According to a recent study conducted by the Egyptian Cabinet’s Information and Decision Support Center, about 40 percent of the country’s internet users admit to having at least one “deceitful” cyber relationship.
Today even cyber sex is not uncommon. Through the Internet, with just a few keyboard clicks, men and women can connect easily, quickly, and anonymously. “In any chatting room on Yahoo in Arabic, you will find men and women discussing sex openly,” said Maha Fayed, a mass communications student at AUC. “The man looks for a woman for one night,” said Fayed, adding that even prices are settled online
The array of cyber rooms that welcome new members “interested in meeting new people for online chat” is a clear indicator of the growing demand for online love. A basic search for “free Egypt chat sites” brings up over 5,000,000 results.
Twenty-two-year-old Mostafa, a single pharmacy student from Assiut said the sole purpose of his chatting online is that a virtual relationship can lead to a real date. “There is a strategy for each woman, there are fixed steps,” he said, wishing to withhold his family name. If the woman online agrees to see him, Mostafa never refuses even though he admits regarding such “easy” women with disrespect. Yet he likes to brag to his friends about the possible outcome.
Some critics blame the new media as one of the causes for the alarming increase in sexual harassment in Egypt. In 2008, the ECWR found in the first exhaustive study ever to be conducted on sexual harassment in Egypt, that more than 60 percent of the Egyptian women and nearly 100 percent of foreign women who took part in the study, claimed to have experienced some form of sexual harassment in Egypt.
Egyptian sexologist Dr. Heba Qotb works as a marriage counselor and sex therapist is her downtown clinic. While she encourages young married couples to be more sexually active, she also warms them about promiscuity. “You have nowhere else to get your sexuality but from your spouse,” said Qotb in a past interview on CNN.

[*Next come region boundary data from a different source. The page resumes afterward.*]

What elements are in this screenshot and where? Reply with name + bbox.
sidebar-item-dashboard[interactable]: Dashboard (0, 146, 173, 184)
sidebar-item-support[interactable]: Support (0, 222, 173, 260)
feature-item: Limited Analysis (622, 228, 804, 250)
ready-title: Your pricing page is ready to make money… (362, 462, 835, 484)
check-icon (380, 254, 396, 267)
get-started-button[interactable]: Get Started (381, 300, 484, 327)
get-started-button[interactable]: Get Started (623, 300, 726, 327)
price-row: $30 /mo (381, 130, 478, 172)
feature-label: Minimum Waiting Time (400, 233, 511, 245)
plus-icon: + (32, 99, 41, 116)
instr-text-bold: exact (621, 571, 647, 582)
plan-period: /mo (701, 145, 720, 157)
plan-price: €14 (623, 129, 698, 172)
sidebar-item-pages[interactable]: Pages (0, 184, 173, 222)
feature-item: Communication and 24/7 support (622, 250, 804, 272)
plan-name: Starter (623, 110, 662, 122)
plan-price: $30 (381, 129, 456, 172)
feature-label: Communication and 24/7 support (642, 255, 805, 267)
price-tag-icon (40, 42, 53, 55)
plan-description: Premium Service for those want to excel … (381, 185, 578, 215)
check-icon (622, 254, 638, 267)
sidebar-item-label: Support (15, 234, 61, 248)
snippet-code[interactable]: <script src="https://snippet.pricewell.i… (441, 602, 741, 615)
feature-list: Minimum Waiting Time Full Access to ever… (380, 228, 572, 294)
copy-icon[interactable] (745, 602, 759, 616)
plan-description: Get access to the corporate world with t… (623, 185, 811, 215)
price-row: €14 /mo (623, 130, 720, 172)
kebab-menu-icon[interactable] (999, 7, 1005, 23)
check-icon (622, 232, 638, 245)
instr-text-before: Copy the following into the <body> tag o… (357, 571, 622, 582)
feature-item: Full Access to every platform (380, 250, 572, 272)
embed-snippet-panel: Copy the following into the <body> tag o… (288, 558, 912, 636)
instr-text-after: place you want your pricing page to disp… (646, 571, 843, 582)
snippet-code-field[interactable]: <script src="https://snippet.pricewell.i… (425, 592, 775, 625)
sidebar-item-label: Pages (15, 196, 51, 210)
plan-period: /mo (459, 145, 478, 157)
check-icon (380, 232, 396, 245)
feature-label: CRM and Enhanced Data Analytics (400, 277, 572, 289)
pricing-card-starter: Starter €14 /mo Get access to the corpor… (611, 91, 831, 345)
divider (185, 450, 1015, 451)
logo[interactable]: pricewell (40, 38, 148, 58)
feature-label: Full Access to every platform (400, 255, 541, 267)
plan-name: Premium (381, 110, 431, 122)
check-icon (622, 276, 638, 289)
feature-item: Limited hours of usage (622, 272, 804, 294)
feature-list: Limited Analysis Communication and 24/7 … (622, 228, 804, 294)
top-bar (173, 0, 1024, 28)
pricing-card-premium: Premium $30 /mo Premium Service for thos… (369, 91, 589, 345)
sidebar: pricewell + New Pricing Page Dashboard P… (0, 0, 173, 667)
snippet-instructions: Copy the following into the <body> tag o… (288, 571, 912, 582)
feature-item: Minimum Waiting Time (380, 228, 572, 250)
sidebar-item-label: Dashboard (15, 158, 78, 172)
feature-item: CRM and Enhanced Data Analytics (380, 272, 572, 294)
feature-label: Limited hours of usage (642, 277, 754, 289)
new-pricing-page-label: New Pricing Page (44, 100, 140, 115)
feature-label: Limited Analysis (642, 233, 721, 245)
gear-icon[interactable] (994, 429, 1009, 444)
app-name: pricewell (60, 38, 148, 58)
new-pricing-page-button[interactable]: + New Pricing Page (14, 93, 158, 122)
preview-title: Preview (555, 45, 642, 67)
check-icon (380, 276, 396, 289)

With Internet World Stats showing Egypt’s internet users jumping from 450,000 in 2000 to more than 12,000,000 last year and the growing number of Egyptians adopting mobile telephones and subscribing to satellite television, sexual promiscuity is even reaching the most remote and more conservative rural areas.
Khaled is a Cairene who owns a farm and agricultural land in the Delta. He says many of the men living in the village have pornographic channels installed on their television receiver. “They are very sexually frustrated which is why they watch these movies. Everything here is forbidden, haram, haram,” said Khaled, who wished to remain partially anonymous.
After viewing the salacious images, some men says Khaled then go home and attempt to reenact what they have just seen, with their wives – something that is not often well received. “These movies are so provocative and these people are so ignorant that of course it has a great deal of effect on them,” Khaled said.